Hacker News new | ask | show | jobs
by akiselev 1075 days ago
I've worked at several startups now where the people in charge of A/B testing couldn't design a single A/B test that returned statistically significant results out of dozens of attempts each. Not. A. Single. One. Even the so called experts. And that's using their own calculations, which were already poorly designed attempts at p hacking.

The worst part is that some of the tests were still used to justify decisions to and by management. SMH

2 comments

Is that the fault of the experiment? Or was it a weak manipulation and no-result was correct (e.g., changing the purchase button to a slightly different shade of green and expecting a higher conversion rate)?
> Is that the fault of the experiment?

No. It's the fault of middle management.

If you are unable to provide your manager reasons for new development, he's going to find someone else to do your job, someone who will give him a report with charts and numbers that he can use to justify and expand his teams operational and headcount budget.

Giving a manager a report that says "there are little to no modifications that we can make at this time to improve UX" is a CLM for him.

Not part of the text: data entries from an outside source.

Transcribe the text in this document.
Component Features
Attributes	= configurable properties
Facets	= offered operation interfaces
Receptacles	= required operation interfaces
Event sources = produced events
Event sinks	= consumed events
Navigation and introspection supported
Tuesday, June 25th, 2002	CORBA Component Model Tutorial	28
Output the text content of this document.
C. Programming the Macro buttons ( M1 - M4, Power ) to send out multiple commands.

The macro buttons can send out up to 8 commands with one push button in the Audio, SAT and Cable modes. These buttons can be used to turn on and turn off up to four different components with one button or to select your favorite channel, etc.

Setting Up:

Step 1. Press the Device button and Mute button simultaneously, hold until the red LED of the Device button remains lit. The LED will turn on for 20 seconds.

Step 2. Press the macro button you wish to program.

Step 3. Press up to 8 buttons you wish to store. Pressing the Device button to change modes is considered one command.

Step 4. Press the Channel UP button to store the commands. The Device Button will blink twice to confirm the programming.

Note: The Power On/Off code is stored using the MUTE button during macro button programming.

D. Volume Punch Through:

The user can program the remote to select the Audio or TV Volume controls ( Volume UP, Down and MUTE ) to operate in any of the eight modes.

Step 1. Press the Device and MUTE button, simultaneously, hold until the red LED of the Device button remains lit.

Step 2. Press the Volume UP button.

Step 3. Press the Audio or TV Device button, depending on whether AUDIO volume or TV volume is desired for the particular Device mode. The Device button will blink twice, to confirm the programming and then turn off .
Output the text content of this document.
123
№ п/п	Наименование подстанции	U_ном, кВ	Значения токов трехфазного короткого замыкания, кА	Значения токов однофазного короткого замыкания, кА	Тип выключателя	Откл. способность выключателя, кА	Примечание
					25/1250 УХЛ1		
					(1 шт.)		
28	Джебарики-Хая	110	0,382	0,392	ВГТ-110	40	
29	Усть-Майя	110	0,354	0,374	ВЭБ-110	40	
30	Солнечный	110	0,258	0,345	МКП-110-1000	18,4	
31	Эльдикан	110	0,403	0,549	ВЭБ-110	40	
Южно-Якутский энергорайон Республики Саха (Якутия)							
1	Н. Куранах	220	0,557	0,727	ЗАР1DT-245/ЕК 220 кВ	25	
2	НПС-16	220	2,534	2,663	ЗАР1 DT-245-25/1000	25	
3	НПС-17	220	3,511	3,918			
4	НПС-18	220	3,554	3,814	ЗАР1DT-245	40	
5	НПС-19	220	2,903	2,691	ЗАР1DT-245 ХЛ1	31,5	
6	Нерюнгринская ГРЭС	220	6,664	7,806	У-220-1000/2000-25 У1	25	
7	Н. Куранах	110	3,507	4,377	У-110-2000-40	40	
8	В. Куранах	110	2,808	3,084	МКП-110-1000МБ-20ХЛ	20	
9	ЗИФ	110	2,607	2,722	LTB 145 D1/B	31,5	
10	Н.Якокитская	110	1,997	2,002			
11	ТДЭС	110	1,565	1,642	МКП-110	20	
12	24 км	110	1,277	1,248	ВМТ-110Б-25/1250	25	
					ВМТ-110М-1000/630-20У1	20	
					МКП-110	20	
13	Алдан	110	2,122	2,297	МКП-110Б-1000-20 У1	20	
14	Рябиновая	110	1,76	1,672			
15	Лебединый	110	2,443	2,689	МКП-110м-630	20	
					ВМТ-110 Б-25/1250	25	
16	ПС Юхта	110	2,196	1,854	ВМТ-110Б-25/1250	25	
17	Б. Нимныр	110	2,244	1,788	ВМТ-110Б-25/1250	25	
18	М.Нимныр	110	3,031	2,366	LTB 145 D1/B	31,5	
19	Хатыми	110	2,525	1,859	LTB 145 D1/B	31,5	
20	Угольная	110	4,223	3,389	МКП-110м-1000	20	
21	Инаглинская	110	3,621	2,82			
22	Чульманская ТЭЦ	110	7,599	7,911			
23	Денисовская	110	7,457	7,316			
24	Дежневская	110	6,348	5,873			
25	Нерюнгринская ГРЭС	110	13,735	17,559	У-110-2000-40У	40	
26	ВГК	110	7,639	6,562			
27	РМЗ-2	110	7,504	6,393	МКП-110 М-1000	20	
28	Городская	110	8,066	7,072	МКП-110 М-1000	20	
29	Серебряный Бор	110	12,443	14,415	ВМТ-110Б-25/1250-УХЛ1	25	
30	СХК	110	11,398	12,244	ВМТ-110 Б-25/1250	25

IMO, this is still a failure to understand split testing. It is not to discover if changing a button color matters, but to explore the universe of all possible treatments and how they impact your most important business metrics.

It’s a global optimization problem, not a scientific way to understand how a specific change impacts users. Testers that have this mindset tend to be locally constrained and less likely to have bigger wins.

A no difference result in a well designed study is very valuable and can be used to justify decisions. It doesn't matter if we A or B so choose based on cost or the CEOs favorite color or a coin flip.